16 yaşında evlendi, tam 16 çocuğu var

Açıklama: Senoz Çukurluhoca köyünden Zeliha Hala ile oldukça keyifli bir röportaj yaptık.
Kategori: Röportajlar
Eklenme Tarihi: 23 Mayıs 2016
Geçerli Tarih: 28 Mart 2024, 17:11
Site: Senoz Deresi
URL: http://www.senozderesi.com/haber_detay.asp?haberID=1517


Zeliha Hala; ilerleyen yaşı yüzünden hafızası zaman zaman onu aldatsa da, geçmişte yaşadığı birçok olayı bize eksiksiz anlattı. Hayat ve hatıratından sunduğu kesitlerde, biz gençler için önemli tavsiyeler de bulunuyor. 16 yaşında amcasının oğluyla zorla evlendirilen ve eşinden tam 16 çocuğu olan, torunlarının sayısını ise hesaplayamayan Zeliha Hala mutlu bir evliliğin sırrını “Boşanmayı unutun” cümlesiyle özetliyor. Lafı daha fazla uzatmadan, sizleri Zeliha Hala ile yaptığımız, yaylacılık günlerini ve eski zamanların zorlu hayat şartlarını konuştuğumuz keyifli söyleyişiyle baş başa bırakalım…

+ İlk önce kendini bir tanıtır mısınız?

Kendimi nasıl tanıtayım, şimdi siz bana bir tarif edin.

+ Kimlerdensin, hangi köydensin?
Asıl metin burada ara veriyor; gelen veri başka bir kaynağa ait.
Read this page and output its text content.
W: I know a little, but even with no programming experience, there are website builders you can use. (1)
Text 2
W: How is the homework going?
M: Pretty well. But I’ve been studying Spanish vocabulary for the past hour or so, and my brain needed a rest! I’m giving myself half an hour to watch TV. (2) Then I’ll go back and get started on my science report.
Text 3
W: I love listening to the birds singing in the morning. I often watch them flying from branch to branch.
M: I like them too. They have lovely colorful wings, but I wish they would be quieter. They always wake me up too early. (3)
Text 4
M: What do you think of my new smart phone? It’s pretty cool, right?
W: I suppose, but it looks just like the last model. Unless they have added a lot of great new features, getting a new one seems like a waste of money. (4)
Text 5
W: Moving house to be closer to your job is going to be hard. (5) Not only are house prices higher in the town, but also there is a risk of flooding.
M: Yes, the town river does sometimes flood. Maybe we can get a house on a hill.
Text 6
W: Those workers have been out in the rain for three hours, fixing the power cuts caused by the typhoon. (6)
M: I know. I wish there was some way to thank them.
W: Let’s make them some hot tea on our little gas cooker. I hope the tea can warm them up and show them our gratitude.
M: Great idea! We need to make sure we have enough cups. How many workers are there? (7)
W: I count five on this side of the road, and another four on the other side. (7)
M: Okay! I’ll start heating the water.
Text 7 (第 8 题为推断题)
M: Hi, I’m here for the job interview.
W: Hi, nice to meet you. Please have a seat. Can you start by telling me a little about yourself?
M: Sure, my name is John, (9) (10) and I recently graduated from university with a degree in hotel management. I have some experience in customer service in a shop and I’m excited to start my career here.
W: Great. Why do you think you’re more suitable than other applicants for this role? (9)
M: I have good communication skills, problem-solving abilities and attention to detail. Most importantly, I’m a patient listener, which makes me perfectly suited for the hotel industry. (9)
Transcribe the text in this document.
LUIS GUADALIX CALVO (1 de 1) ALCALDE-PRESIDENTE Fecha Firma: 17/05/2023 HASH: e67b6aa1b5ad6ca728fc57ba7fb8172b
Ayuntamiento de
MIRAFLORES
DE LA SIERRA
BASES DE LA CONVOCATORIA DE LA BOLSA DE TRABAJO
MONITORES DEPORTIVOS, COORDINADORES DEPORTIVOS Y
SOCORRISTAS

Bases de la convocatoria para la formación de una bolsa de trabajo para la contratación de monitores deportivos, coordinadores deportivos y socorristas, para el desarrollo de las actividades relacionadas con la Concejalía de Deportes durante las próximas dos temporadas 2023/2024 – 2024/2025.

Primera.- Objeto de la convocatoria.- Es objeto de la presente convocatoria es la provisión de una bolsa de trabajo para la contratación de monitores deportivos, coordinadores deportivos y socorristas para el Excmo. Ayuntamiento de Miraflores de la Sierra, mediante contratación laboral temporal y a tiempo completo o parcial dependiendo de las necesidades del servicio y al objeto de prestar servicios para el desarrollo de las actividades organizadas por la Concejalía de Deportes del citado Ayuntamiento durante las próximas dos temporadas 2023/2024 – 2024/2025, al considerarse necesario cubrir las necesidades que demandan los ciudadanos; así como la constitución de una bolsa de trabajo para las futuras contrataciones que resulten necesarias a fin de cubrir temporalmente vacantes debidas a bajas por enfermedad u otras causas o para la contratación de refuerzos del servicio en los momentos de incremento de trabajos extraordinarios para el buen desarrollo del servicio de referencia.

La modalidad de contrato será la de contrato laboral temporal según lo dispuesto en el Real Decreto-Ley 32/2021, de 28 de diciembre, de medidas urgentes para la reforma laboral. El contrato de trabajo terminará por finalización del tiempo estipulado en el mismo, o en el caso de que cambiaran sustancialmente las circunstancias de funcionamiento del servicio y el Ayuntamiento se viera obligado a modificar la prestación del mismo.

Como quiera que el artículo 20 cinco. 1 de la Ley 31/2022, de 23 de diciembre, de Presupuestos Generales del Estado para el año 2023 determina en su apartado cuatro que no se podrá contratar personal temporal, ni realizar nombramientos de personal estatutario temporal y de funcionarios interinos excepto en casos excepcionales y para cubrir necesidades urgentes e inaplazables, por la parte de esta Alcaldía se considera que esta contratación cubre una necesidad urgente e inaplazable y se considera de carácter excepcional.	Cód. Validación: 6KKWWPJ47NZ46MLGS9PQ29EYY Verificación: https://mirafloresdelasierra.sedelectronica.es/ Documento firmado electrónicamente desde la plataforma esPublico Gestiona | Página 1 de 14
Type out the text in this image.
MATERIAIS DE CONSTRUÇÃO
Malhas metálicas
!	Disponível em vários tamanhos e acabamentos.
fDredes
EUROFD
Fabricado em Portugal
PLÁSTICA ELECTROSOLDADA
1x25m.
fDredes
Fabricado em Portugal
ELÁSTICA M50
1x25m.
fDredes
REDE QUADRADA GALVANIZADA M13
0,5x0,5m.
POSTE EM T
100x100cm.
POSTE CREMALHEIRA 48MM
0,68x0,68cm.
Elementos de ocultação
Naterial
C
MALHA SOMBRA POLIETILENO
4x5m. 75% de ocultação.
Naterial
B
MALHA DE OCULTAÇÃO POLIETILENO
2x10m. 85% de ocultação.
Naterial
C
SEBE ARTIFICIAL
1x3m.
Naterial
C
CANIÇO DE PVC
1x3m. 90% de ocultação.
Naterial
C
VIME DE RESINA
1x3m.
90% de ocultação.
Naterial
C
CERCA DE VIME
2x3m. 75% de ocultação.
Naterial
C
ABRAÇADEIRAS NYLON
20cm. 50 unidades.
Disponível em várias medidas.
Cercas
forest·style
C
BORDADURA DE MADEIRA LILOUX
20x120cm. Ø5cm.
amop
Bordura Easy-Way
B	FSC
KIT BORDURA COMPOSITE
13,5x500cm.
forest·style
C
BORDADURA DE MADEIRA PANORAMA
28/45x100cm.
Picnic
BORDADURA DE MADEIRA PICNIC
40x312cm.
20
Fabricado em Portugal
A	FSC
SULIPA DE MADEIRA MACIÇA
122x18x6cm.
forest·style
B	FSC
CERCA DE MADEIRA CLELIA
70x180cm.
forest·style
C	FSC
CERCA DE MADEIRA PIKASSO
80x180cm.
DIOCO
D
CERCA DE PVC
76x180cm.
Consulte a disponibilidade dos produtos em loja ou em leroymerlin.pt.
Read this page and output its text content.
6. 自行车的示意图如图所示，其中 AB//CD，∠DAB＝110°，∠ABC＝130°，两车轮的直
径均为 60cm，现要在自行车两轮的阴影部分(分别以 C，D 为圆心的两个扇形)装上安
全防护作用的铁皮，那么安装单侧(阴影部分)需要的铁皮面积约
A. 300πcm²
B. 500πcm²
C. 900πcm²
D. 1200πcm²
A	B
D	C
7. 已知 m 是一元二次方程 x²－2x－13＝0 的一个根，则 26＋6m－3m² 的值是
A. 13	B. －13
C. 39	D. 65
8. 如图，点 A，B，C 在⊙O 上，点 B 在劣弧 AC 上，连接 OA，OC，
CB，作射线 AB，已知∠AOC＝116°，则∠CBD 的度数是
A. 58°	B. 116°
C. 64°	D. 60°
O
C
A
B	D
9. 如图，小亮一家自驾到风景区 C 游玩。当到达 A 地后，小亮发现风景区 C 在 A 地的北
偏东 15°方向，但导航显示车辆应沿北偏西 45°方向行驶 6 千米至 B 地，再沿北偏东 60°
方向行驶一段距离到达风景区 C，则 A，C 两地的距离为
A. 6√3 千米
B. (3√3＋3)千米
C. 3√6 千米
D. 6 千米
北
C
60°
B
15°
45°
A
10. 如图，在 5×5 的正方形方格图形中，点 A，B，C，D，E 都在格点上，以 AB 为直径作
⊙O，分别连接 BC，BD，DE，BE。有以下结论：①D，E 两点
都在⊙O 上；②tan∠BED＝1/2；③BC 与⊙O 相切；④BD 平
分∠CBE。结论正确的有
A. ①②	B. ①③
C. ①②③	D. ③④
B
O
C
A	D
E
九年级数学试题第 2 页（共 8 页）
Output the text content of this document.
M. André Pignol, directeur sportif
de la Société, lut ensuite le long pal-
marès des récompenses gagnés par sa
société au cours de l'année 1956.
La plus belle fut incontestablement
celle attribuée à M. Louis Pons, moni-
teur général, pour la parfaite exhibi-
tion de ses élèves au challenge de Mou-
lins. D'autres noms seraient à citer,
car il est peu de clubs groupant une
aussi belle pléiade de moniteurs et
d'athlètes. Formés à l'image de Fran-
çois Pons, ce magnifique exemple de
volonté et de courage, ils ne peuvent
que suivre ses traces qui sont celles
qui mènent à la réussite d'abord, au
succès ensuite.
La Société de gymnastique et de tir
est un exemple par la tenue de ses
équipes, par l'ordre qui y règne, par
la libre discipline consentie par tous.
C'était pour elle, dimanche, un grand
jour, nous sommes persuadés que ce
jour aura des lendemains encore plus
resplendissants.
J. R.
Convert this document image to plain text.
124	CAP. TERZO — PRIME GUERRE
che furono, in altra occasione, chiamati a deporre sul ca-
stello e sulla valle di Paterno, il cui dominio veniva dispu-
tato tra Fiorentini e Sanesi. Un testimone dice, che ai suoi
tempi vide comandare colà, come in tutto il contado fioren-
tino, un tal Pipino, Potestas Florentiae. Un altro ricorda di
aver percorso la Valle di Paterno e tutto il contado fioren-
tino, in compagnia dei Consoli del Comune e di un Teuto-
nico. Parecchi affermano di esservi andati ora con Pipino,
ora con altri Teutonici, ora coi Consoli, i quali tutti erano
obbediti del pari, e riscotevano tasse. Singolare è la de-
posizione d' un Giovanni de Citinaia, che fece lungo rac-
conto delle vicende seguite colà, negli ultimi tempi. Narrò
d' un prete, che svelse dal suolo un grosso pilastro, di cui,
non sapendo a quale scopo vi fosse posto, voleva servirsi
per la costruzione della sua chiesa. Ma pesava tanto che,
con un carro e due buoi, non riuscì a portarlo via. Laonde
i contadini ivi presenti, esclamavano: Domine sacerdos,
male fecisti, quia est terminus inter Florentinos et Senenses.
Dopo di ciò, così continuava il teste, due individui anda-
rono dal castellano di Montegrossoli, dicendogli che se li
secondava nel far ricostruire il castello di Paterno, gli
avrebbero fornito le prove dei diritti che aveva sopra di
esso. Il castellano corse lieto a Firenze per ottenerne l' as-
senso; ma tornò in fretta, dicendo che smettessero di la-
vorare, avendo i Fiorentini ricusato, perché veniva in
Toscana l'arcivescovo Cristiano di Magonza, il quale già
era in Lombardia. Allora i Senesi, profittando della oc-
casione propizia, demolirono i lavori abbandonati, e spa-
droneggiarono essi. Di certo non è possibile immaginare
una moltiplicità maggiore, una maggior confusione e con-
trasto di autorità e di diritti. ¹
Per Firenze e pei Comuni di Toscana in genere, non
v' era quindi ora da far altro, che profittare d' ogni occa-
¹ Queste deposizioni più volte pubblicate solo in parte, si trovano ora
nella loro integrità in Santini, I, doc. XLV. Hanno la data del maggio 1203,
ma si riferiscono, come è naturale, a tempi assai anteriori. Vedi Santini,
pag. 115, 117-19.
Nereye evlendin? Kendini bir tanıtmaya başla.

Şimdi lazım oldu mu unutuyorum.  Aradan gidiyor evladım. Bazı öyle sorarlar, hiç onları duymamışım derim. Çukurluhoca köyünün Arekner mahallesindenim. İsmail Taşçı’nın kızıyım. Onbaşı’nın İsmail derler, onun kızıyım.

+ Çocukluk döneminde yaylacılık filan, nereye giderdiniz ? Kaç yaşında yaylacı oldunuz?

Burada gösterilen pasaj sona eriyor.